Well, that of course foreshadowed the email I got the next week. Another project. Another tight deadline, this one is October 2018. This one is even more exciting then the last one. Mr. MPB and I talked a lot about it, and even he agreed this project was too good to pass up. So, I said yes.
And then, a few weeks later I heard back on a proposal I submitted months ago that I assumed I didn’t get. Well, it turns out, I did get it. And low and behold, the deadline is end of 2018.
All this means that since I determined that I do not have capacity to do any additional work, I’ve taken on 3 additional projects. I am officially 3 projects in over my head.
The life of a consultant means you don’t turn down work. First, you never know when the next work will come in so you need to make money while you can make money. Second, you’ll never get asked to do another project for the same client if you turn them down.
But my life as a mom means that I do everything in my power to not work while Little MPB is home and awake. Which essentially means when I have too much work, I either spend my evenings working after he is in bed, or my mornings working, while the house is still quiet and no-one else is awake. I’m much more productive in the morning, so everyday this week I’ve been up before 5am typing away.
For me (and for many other people too) life-work balance is hard. So I’m thankful everyday that I have the ability to work from home so that I can set my hours around Little MPB’s schedule.
But, clearly I’m not balanced right now, nor am I going to be for the next few months as obviously I have no idea how to actually say no. In fact it’s quiet obvious that all I’ve effectively learned to say no to is my free time and sleep.

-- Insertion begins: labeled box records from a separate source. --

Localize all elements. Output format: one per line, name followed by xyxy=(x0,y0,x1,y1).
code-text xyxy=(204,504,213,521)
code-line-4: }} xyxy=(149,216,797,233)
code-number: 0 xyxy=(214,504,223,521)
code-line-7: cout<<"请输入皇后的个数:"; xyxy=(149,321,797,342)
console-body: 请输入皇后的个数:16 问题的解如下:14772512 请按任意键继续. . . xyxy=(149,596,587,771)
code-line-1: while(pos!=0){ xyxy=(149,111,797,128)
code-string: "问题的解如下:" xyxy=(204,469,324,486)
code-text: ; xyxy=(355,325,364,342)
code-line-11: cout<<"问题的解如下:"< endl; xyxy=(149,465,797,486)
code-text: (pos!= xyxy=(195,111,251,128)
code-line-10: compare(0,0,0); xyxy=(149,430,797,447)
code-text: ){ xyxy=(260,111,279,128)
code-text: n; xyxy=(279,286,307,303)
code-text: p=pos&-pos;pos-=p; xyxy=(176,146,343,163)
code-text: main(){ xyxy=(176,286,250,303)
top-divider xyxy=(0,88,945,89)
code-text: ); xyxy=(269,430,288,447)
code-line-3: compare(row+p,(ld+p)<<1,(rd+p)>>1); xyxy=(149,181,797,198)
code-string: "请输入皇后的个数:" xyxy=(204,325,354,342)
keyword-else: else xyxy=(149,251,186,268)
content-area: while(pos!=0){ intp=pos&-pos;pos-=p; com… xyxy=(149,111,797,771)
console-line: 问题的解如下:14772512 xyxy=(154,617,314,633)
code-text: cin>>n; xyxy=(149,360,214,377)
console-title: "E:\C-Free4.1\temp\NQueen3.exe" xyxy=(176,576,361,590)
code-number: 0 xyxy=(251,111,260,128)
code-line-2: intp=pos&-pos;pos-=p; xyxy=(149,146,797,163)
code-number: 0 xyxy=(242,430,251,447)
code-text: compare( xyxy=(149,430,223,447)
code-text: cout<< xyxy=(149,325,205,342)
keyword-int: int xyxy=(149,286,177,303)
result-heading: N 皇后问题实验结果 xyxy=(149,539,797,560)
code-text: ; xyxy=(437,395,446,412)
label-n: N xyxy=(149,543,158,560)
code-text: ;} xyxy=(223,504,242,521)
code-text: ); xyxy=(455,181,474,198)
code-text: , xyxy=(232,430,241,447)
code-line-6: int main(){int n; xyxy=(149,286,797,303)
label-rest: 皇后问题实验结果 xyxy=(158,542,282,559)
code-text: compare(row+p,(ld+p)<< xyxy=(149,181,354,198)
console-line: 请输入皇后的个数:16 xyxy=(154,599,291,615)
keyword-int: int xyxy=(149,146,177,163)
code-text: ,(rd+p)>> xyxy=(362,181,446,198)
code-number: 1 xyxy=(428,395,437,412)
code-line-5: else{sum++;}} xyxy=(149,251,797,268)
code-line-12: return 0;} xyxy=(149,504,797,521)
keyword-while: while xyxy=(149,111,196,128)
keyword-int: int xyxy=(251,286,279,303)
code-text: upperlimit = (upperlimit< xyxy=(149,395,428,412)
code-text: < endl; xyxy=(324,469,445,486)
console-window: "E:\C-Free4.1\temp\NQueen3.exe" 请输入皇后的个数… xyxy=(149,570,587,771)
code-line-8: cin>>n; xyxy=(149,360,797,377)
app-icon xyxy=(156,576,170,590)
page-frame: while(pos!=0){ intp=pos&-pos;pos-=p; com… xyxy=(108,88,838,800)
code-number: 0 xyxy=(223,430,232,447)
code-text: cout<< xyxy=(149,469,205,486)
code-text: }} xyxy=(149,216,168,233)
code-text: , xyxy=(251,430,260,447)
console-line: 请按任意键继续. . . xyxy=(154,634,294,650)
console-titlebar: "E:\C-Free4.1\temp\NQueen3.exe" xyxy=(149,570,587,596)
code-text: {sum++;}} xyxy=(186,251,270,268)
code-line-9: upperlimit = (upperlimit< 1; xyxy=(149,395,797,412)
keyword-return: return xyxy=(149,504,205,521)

I read this line this morning, and I must say, it may just be the most inspirational thing I’ve read in a while:
If you are in a similar situation I urge you to consider lightening your load. Give yourself a goddam break. There is no need to be superwoman. Find the joy and shift as much of the hard stuff as you can…
For some reason, giving our own selves a break seems like that hardest thing to do but honestly, it’s the ace up your sleeve.
Now, please excuse me while I see if I can find a student to hire part-time to help give myself a break.